German-Uzbek trade levels are dropping rapidly. German companies have filed complaints of stolen shares, missing payments and frozen profits. Berlin is listening - but is the Uzbek government?
"The numbers speak for themselves," said a spokesperson for Germany's Economics Ministry in Berlin in an interview with DW. The German private sector, statistics show, is losing faith in Uzbekistan.
Indeed figures indicate that trade between the two countries in 2011 was 30 percent lower than one year earlier, dropping from 759 million euros to 518 million euros. The ministry predicts a further decrease for 2012 of up to 20 percent.

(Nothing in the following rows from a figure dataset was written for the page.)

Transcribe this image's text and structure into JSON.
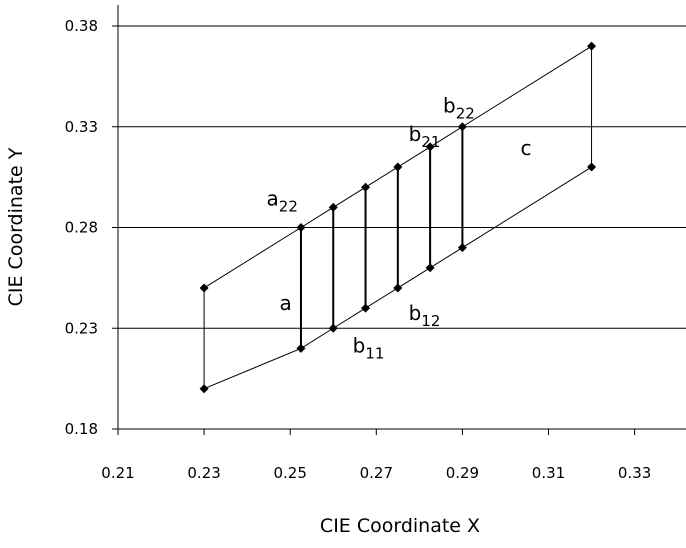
{
  "chart_data": {
    "type": "scatter",
    "title": "",
    "xlabel": "CIE Coordinate X",
    "ylabel": "CIE Coordinate Y",
    "xlim": [
      0.21,
      0.34
    ],
    "ylim": [
      0.18,
      0.39
    ],
    "x_ticks": [
      "0.21",
      "0.23",
      "0.25",
      "0.27",
      "0.29",
      "0.31",
      "0.33"
    ],
    "y_ticks": [
      "0.18",
      "0.23",
      "0.28",
      "0.33",
      "0.38"
    ],
    "grid": "horizontal",
    "marker_color": "#000000",
    "line_color": "#000000",
    "series": [
      {
        "role": "upper",
        "points": [
          [
            0.23,
            0.25
          ],
          [
            0.2525,
            0.28
          ],
          [
            0.26,
            0.29
          ],
          [
            0.2675,
            0.3
          ],
          [
            0.275,
            0.31
          ],
          [
            0.2825,
            0.32
          ],
          [
            0.29,
            0.33
          ],
          [
            0.32,
            0.37
          ]
        ]
      },
      {
        "role": "lower",
        "points": [
          [
            0.23,
            0.2
          ],
          [
            0.2525,
            0.22
          ],
          [
            0.26,
            0.23
          ],
          [
            0.2675,
            0.24
          ],
          [
            0.275,
            0.25
          ],
          [
            0.2825,
            0.26
          ],
          [
            0.29,
            0.27
          ],
          [
            0.32,
            0.31
          ]
        ]
      }
    ],
    "annotations": [
      {
        "base": "a",
        "sub": "",
        "x": 0.2475,
        "y": 0.239
      },
      {
        "base": "a",
        "sub": "22",
        "x": 0.2445,
        "y": 0.291
      },
      {
        "base": "b",
        "sub": "11",
        "x": 0.2645,
        "y": 0.218
      },
      {
        "base": "b",
        "sub": "12",
        "x": 0.2775,
        "y": 0.234
      },
      {
        "base": "b",
        "sub": "21",
        "x": 0.2775,
        "y": 0.323
      },
      {
        "base": "b",
        "sub": "22",
        "x": 0.2855,
        "y": 0.337
      },
      {
        "base": "c",
        "sub": "",
        "x": 0.3035,
        "y": 0.316
      }
    ]
  }
}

The reason for the negative trend is the dire investment climate in the central Asian country. The story of German businessman (of Iranian descent) Abbas Ali Bakhshi is one example of just how difficult things have become.
Forged sales contracts
In 2008, Bakhshi acquired 25 percent of the Shirin Dunyo company, a manufacturer of sweets and candies based in the Uzbek capital of Tashkent. Two years later, one of the other four owners sold his holdings to the Gulyamovs, a notoriously influential Uzbek family. Allegedly, through forged sales contracts, the Gulyamovs forced international investors out of the company. Ali Bakhshi was one of them.
Foreign investors lodged complaints - first at local government offices, then with the government in Tashkent. Finally, Ali Bakhshi, both on his own behalf and on behalf of the German shareholders who were also ousted, went to the German embassy to ask for assistance.
Berlin intervened and as a result Uzbek authorities ordered that company shares be returned to their rightful, international owners - but that, it appears, never happened.
The factory, it seems, is now de facto in the hands of the Gulyamov family. "This topic was discussed with Uzbekistan in the fall of 2012 at the highest levels of government," the German Economics Ministry told DW. "The problem remains unresolved, though."
Not a one-off
Other German companies also have their own issues to deal with. The biggest case, thus far, has to do with the more than 20 German construction companies that were involved in building a convention center in Tashkent. To this day it appears that none of the companies has received any reasonable payment for work completed. More than 60 million euros are tied up in that dispute.
In total, experts estimate that up to 500 million euros are being withheld from German companies by Uzbek partners. However Martin Hoffman, who is on Germany's Committee on Eastern European Economic Relations, says the numbers should be treated with caution.
"It's very difficult to name an exact sum," he told DW. "So many of those payment requests are the source of legal disputes."
He did confirm, however, that "there are an extensive number of claims by German companies involved in different projects in Uzbekistan."
Rich natural gas fields have lured international investors
Another problem for German companies in Uzbekistan, Hoffman says, is that any revenues in local currency cannot be converted directly into dollars or euros. Legally, a portion of those sums cannot be converted until a certain period of time has passed.
That period can range anywhere from three months to one year and is dependent on current Uzbek restrictions. At this time, funds are simply not available at all, whether in national currency or in foreign exchange, Hoffman said. Profits, therefore, run the risk of devaluation.
"Lately there have been promises from the Uzbek side that they would solve the conversion issues," Hoffman said. "That would be a big relief for companies in the Uzbek market." Difficulties in converting these funds into euros has led to an unexpected increase in the cost of German business operations there.
These difficulties are making it even more difficult for German companies to compete in an already crowded market. Asian, Russian and even European state-owned companies are all in competition for the same contracts in Uzbekistan.
As a result of direct bilateral political contact between Uzbekistan and those other governments, it is often easier for state-held companies to undercut private German competitors.